We’ve only had to take out one other tree like this in the back that was threatening to fall on the house, and that was some years ago. In that way we have been lucky, this doesn’t happen often. So when it does, it is interesting to watch. The company brought in a little backhoe and a lot of guys to help. They began with making cuts around the base, stabilizing the tree with the backhoe so it would fall the direction they wanted, and not on the neighbors little red workshop.
There was a touch of sadness as it hit the ground, but really, this is better. It wasn’t going to recover, and every bit of it will be recycled. I don’t know why it is so fascinating to watch equipment work. But it is! They gathered up the branches in bundles as the workers cut them off the main trunk with chainsaws.
Then stuffed them into the chipper, a bundle at a time.
The huge trunk was cut into 15 foot long pieces.
While the backhoe worked on more branches.
Then the top of the tree was guided to the chipper. This section was at least 25 feet, maybe 30.
I was amazed that it went through in less than a minute, going from a dead section into recycled mulch. On the edge of the photo on the right, you can see the redbud is waking up.
The large trunk sections were loaded into a truck, destined for a lumber mill to turn them into usable lumber.
After the workers cleaned up everything, the meadow is quiet again.
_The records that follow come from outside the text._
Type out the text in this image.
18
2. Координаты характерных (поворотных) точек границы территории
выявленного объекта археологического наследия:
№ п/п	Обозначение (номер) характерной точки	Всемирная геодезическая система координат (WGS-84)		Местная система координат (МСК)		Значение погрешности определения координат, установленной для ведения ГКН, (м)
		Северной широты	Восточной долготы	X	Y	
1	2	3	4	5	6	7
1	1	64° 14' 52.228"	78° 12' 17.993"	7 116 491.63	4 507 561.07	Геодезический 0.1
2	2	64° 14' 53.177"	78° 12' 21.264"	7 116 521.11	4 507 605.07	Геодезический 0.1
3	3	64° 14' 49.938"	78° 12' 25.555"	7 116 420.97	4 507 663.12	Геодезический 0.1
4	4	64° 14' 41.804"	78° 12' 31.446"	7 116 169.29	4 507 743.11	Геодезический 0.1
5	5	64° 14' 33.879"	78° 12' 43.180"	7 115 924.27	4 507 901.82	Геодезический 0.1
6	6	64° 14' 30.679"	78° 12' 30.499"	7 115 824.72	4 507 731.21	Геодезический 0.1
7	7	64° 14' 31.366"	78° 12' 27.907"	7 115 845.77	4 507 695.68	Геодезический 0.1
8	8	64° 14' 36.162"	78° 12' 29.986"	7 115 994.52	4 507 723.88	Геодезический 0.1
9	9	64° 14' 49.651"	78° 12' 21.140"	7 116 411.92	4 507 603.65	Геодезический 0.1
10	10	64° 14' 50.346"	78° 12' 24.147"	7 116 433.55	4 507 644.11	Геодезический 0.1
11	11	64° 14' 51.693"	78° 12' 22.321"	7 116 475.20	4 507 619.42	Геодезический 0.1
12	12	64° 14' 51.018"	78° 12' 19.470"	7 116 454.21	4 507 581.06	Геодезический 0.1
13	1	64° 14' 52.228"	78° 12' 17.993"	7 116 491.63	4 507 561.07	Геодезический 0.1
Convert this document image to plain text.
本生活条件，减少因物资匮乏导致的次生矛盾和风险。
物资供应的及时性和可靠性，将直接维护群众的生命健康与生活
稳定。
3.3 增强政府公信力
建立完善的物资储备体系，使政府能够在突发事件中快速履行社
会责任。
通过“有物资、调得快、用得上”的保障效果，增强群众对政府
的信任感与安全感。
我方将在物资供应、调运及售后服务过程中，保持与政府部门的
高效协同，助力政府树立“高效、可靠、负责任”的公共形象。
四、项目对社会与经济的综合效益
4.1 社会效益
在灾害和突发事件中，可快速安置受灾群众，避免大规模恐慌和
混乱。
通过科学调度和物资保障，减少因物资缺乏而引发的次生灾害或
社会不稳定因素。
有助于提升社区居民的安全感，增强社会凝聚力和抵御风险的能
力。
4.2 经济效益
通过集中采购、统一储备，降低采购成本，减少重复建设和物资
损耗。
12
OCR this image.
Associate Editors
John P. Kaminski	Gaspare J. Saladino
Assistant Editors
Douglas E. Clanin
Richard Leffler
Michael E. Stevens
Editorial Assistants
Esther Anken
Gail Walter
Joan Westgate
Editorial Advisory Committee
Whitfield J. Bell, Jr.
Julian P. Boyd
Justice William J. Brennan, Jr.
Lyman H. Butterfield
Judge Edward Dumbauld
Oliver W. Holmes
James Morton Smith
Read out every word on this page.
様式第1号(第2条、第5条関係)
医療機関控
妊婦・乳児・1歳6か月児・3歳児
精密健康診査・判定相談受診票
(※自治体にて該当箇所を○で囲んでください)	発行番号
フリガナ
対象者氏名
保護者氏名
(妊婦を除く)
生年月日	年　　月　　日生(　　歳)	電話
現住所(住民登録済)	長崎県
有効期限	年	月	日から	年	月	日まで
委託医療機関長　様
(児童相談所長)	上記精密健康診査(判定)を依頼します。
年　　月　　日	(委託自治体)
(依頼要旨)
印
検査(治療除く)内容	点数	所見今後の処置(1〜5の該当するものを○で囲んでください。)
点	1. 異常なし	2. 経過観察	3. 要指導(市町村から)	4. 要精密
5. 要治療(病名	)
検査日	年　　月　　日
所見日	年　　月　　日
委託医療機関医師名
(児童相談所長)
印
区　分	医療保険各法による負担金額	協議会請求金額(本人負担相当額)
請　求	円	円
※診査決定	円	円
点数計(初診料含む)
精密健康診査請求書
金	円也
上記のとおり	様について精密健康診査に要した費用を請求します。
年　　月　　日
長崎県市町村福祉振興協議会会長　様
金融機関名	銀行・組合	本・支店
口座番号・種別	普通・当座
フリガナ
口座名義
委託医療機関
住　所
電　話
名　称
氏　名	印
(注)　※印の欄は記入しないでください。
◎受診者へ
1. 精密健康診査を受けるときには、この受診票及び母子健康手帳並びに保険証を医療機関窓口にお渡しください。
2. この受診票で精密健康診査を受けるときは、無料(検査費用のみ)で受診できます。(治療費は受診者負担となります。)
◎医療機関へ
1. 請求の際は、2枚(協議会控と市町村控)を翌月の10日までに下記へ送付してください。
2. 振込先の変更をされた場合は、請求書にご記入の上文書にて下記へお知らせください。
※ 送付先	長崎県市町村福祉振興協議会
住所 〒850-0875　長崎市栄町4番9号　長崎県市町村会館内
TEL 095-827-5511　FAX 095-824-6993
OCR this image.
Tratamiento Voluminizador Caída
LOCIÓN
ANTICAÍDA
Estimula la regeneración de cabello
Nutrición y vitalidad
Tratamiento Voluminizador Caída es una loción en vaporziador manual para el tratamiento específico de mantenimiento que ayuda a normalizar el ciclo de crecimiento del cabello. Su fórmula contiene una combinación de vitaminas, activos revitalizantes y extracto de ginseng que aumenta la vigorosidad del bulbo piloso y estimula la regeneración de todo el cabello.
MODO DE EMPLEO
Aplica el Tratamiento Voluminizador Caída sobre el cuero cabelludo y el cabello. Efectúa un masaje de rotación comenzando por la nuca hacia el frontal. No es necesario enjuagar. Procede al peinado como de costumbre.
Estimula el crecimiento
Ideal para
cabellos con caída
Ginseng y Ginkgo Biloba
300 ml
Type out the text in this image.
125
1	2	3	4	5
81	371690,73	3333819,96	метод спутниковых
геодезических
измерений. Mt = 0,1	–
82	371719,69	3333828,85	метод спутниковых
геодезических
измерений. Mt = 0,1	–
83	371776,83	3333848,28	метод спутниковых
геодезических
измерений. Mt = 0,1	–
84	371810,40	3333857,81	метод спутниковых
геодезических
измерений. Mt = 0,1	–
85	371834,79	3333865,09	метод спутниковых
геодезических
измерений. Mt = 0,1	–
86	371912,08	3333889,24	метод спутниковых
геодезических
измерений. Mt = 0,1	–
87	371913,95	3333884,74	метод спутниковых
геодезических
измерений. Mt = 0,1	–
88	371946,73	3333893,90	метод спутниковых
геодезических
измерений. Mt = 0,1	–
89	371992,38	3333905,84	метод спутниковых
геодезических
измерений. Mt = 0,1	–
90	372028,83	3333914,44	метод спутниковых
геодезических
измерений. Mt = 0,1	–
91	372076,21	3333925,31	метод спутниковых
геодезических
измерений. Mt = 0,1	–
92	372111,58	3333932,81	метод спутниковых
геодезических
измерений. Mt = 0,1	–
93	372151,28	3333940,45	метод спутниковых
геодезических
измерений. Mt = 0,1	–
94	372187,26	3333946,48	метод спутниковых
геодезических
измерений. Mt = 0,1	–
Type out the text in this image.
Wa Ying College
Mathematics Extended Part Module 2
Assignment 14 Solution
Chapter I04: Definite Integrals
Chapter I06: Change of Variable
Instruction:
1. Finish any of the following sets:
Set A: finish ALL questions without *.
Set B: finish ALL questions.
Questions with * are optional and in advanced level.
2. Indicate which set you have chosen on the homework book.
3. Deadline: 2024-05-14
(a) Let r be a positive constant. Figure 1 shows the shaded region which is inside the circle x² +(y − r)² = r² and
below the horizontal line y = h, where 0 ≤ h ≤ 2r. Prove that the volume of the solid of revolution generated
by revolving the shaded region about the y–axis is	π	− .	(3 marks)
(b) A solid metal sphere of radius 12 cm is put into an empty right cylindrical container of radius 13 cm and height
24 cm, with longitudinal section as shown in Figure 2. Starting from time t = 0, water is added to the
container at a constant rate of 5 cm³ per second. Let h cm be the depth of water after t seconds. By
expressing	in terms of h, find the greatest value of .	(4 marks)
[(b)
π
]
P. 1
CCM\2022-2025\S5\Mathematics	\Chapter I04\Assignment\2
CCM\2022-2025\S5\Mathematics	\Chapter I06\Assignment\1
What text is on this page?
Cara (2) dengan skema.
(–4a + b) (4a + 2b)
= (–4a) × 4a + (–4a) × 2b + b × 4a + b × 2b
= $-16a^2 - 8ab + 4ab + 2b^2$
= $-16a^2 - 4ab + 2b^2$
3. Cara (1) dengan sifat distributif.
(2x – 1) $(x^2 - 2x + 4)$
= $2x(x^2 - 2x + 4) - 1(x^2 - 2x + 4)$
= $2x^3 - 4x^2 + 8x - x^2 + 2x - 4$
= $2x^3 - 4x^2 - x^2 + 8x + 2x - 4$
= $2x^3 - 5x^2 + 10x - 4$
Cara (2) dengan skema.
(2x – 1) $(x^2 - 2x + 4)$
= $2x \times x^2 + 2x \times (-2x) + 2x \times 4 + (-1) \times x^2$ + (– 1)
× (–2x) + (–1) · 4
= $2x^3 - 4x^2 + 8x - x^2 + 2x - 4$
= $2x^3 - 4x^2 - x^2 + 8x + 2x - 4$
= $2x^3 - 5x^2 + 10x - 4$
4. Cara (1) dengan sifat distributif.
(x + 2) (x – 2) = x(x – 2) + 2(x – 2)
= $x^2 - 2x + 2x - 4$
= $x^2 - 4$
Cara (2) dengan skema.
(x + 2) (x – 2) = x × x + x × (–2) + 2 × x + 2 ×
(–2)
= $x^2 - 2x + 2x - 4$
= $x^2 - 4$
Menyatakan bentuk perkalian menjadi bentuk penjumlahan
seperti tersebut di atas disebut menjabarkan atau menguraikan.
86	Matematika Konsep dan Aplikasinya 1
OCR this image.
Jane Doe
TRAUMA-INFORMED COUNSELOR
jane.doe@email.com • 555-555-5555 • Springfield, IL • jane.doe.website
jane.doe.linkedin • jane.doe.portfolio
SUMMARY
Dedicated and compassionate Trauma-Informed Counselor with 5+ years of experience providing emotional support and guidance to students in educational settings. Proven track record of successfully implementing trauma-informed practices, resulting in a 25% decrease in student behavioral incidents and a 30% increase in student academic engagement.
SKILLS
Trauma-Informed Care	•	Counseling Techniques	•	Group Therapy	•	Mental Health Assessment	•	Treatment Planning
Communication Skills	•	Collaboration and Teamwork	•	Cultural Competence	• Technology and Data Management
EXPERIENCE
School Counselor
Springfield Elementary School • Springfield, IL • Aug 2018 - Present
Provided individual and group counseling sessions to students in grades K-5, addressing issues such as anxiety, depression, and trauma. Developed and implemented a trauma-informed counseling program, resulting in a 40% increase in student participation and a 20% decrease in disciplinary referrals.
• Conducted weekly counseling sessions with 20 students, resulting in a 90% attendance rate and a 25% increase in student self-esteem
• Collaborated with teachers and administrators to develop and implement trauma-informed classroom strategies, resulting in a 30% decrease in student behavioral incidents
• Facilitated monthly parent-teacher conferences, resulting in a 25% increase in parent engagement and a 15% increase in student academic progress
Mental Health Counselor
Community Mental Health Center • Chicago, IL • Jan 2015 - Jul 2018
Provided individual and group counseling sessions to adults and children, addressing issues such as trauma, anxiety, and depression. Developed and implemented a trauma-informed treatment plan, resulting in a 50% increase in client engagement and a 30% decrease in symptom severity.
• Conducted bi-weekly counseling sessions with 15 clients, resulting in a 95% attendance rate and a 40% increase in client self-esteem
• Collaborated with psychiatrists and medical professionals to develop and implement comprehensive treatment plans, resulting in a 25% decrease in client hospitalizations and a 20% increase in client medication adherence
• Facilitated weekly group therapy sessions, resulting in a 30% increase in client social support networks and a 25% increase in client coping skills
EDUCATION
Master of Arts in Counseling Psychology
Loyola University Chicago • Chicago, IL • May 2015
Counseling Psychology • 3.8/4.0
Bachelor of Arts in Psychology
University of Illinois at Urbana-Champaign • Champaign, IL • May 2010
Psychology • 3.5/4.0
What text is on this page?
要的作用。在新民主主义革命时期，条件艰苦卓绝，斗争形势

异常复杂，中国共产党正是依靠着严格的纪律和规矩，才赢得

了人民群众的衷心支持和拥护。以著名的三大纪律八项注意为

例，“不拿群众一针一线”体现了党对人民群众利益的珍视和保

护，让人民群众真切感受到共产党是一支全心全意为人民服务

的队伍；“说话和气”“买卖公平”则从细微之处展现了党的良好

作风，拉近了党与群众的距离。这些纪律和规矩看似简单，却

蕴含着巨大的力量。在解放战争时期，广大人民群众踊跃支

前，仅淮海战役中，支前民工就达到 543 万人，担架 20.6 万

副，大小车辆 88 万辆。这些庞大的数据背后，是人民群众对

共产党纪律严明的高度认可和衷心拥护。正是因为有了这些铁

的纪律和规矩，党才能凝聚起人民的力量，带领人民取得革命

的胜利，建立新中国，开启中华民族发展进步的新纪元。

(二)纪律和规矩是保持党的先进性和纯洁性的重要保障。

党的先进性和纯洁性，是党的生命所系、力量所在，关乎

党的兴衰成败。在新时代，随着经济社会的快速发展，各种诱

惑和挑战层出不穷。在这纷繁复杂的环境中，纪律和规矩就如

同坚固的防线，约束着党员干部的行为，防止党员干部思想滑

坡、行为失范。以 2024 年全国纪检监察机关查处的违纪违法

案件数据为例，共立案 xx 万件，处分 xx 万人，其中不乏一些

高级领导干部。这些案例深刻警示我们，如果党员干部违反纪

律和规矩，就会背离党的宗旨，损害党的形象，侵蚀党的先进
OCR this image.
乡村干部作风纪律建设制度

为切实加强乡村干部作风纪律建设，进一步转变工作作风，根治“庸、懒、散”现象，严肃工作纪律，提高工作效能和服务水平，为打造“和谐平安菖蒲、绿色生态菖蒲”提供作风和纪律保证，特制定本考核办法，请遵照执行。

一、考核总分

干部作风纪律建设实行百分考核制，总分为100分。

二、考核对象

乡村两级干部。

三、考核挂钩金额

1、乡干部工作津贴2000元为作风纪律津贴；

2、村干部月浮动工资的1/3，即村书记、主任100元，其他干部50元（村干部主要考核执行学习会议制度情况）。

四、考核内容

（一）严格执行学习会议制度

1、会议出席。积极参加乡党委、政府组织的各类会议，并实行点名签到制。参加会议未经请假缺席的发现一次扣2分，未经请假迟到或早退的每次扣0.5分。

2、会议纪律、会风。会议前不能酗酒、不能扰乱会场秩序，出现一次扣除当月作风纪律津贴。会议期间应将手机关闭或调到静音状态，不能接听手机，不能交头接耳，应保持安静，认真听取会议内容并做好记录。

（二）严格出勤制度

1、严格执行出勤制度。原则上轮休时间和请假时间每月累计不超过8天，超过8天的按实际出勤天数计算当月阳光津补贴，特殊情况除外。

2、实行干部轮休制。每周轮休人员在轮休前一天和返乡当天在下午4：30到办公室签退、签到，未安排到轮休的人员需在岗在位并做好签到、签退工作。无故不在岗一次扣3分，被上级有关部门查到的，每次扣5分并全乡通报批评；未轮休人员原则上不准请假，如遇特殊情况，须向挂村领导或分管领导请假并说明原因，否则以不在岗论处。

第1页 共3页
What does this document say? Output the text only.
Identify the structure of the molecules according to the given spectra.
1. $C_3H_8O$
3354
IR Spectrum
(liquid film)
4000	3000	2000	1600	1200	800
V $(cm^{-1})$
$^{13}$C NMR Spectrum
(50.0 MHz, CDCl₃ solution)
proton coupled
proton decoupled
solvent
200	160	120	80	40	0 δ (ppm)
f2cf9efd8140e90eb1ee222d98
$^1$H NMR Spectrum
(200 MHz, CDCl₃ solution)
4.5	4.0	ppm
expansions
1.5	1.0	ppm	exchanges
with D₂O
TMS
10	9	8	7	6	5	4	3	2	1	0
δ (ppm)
The next morning, mist had formed from the thunderstorm overnight. There is a gaping hole here, to my eyes, where that taller pine once stood. But I’ll get used to the lower tree height pretty quickly, and it is nice not to see the brown pine needles on that dead tree.
Once everything greens up, it won’t be obvious at all, and the neighbors workshop will be obscured once again. It is lovely getting a bit warmer, but our last frost date is still almost two weeks away. No planting yet, but a bit of clean-up was in order over the weekend. Elsewhere in the garden, a few azaleas are coming out.
They are just getting started, the pink and white still have a lot of buds.
I love the white ones the most. There’s just something about white flowers.
I have ordered my torenias for this year to pick up on the 17th, so more about the garden later. And I’ll get back to quilting soon too.
What’s going on outside at your place?